Wolf-man versus Mother Goose

Locke’s “takings” rendered a godly act, misunderstood by poor Marx as “primitive accumulation.”

Such beautiful little stories that natural rights philosophers tell themselves:

He that is nourished by the Acorns he pickt up under an Oak, or the Apples he gathered from the Trees in the Wood, has certainly appropriated them to himself. No Body can deny but the nourishment is his. I ask then, When did they begin to be his? When he digested? Or when he eat? Or when he boiled? or when he brought them home? Or when he pickt them up? And ’tis plain, if the first gathering made them not his, nothing else could. That labour put a distinction between them and the common. That added something to them more than Nature, the common Mother of all, had done; and so they became his private right.

John Locke, Two Treatises of Government.
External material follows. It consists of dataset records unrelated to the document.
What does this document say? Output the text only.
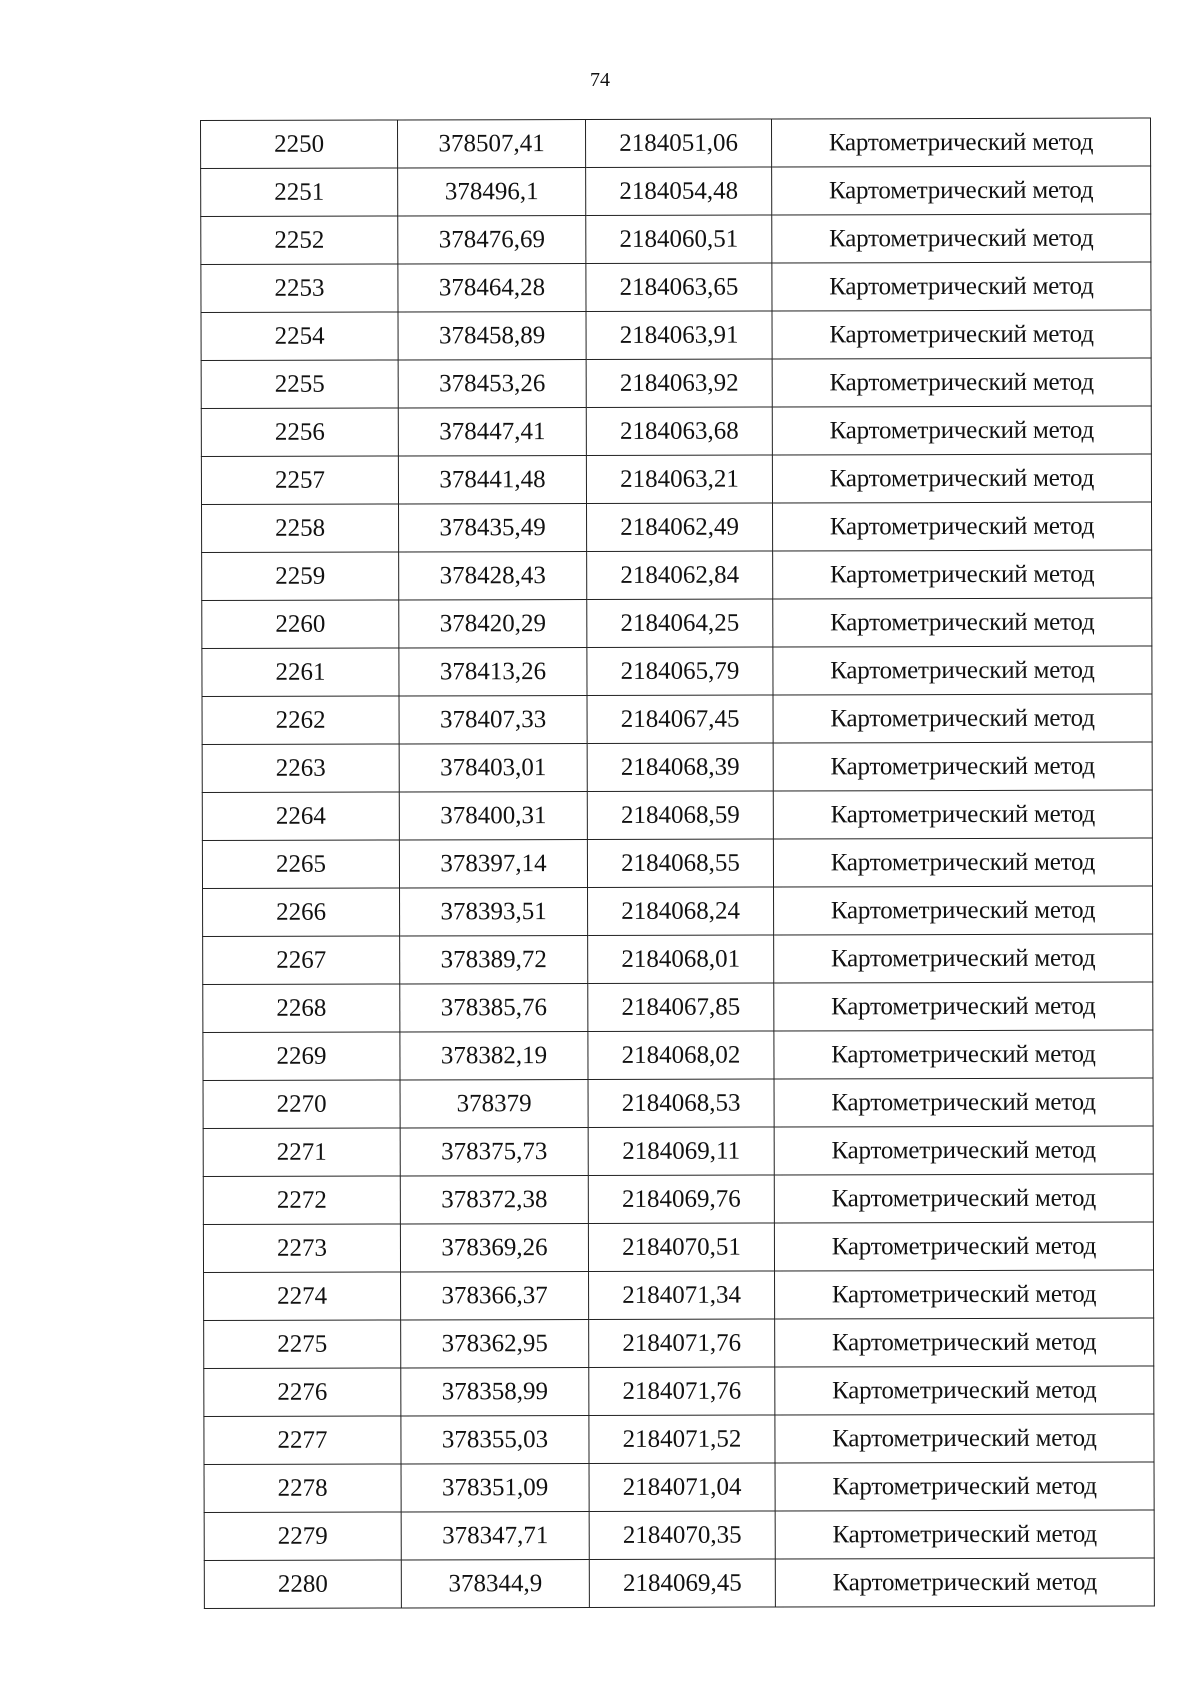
74
2250	378507,41	2184051,06	Картометрический метод
2251	378496,1	2184054,48	Картометрический метод
2252	378476,69	2184060,51	Картометрический метод
2253	378464,28	2184063,65	Картометрический метод
2254	378458,89	2184063,91	Картометрический метод
2255	378453,26	2184063,92	Картометрический метод
2256	378447,41	2184063,68	Картометрический метод
2257	378441,48	2184063,21	Картометрический метод
2258	378435,49	2184062,49	Картометрический метод
2259	378428,43	2184062,84	Картометрический метод
2260	378420,29	2184064,25	Картометрический метод
2261	378413,26	2184065,79	Картометрический метод
2262	378407,33	2184067,45	Картометрический метод
2263	378403,01	2184068,39	Картометрический метод
2264	378400,31	2184068,59	Картометрический метод
2265	378397,14	2184068,55	Картометрический метод
2266	378393,51	2184068,24	Картометрический метод
2267	378389,72	2184068,01	Картометрический метод
2268	378385,76	2184067,85	Картометрический метод
2269	378382,19	2184068,02	Картометрический метод
2270	378379	2184068,53	Картометрический метод
2271	378375,73	2184069,11	Картометрический метод
2272	378372,38	2184069,76	Картометрический метод
2273	378369,26	2184070,51	Картометрический метод
2274	378366,37	2184071,34	Картометрический метод
2275	378362,95	2184071,76	Картометрический метод
2276	378358,99	2184071,76	Картометрический метод
2277	378355,03	2184071,52	Картометрический метод
2278	378351,09	2184071,04	Картометрический метод
2279	378347,71	2184070,35	Картометрический метод
2280	378344,9	2184069,45	Картометрический метод
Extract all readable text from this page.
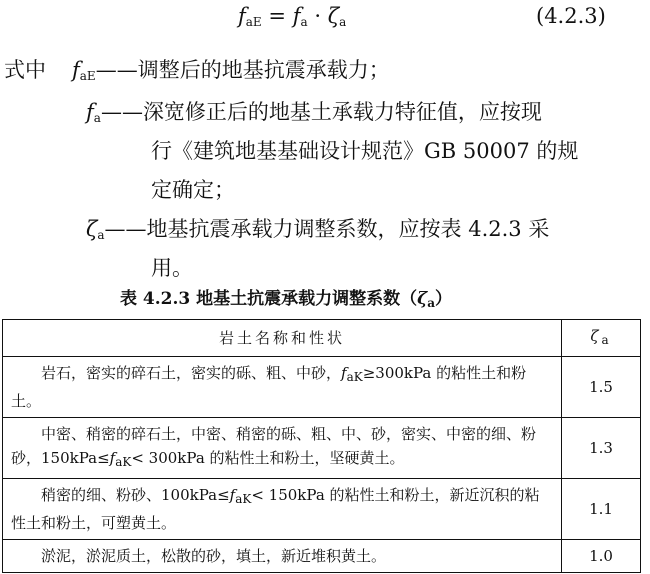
$f_{aE} = f_a \cdot \zeta_a$	(4.2.3)
式中 $f_{aE}——$调整后的地基抗震承载力；
$f_a——$深宽修正后的地基土承载力特征值，应按现
行《建筑地基基础设计规范》GB 50007 的规
定确定；
$\zeta_a——$地基抗震承载力调整系数，应按表 4.2.3 采
用。
表 4.2.3 地基土抗震承载力调整系数$(\zeta_a)$
岩土名称和性状	$\zeta_a$
岩石，密实的碎石土，密实的砾、粗、中砂，$f_{aK}\ge 300kPa$ 的粘性土和粉土。	1.5
中密、稍密的碎石土，中密、稍密的砾、粗、中、砂，密实、中密的细、粉砂，$150kPa\le f_{aK}< 300kPa$ 的粘性土和粉土，坚硬黄土。	1.3
稍密的细、粉砂、$100kPa\le f_{aK}< 150kPa$ 的粘性土和粉土，新近沉积的粘性土和粉土，可塑黄土。	1.1
淤泥，淤泥质土，松散的砂，填土，新近堆积黄土。	1.0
Second Treatise, § 28.

Acorns, Apples, and Trees: Mother Goose has nothing on this.

As far it goes in the natural rights genre, Hobbesian horror stories are preferable to Lockean nursery rhymes. In the apparently empty forest, Hobbes’ wolf-man would be justified by right in ripping out the stomach of Locke’s gentle-man hunter and gatherer in order to gain access to its contents. The wolf’s bite proves superior to the quaint bit about “labour.”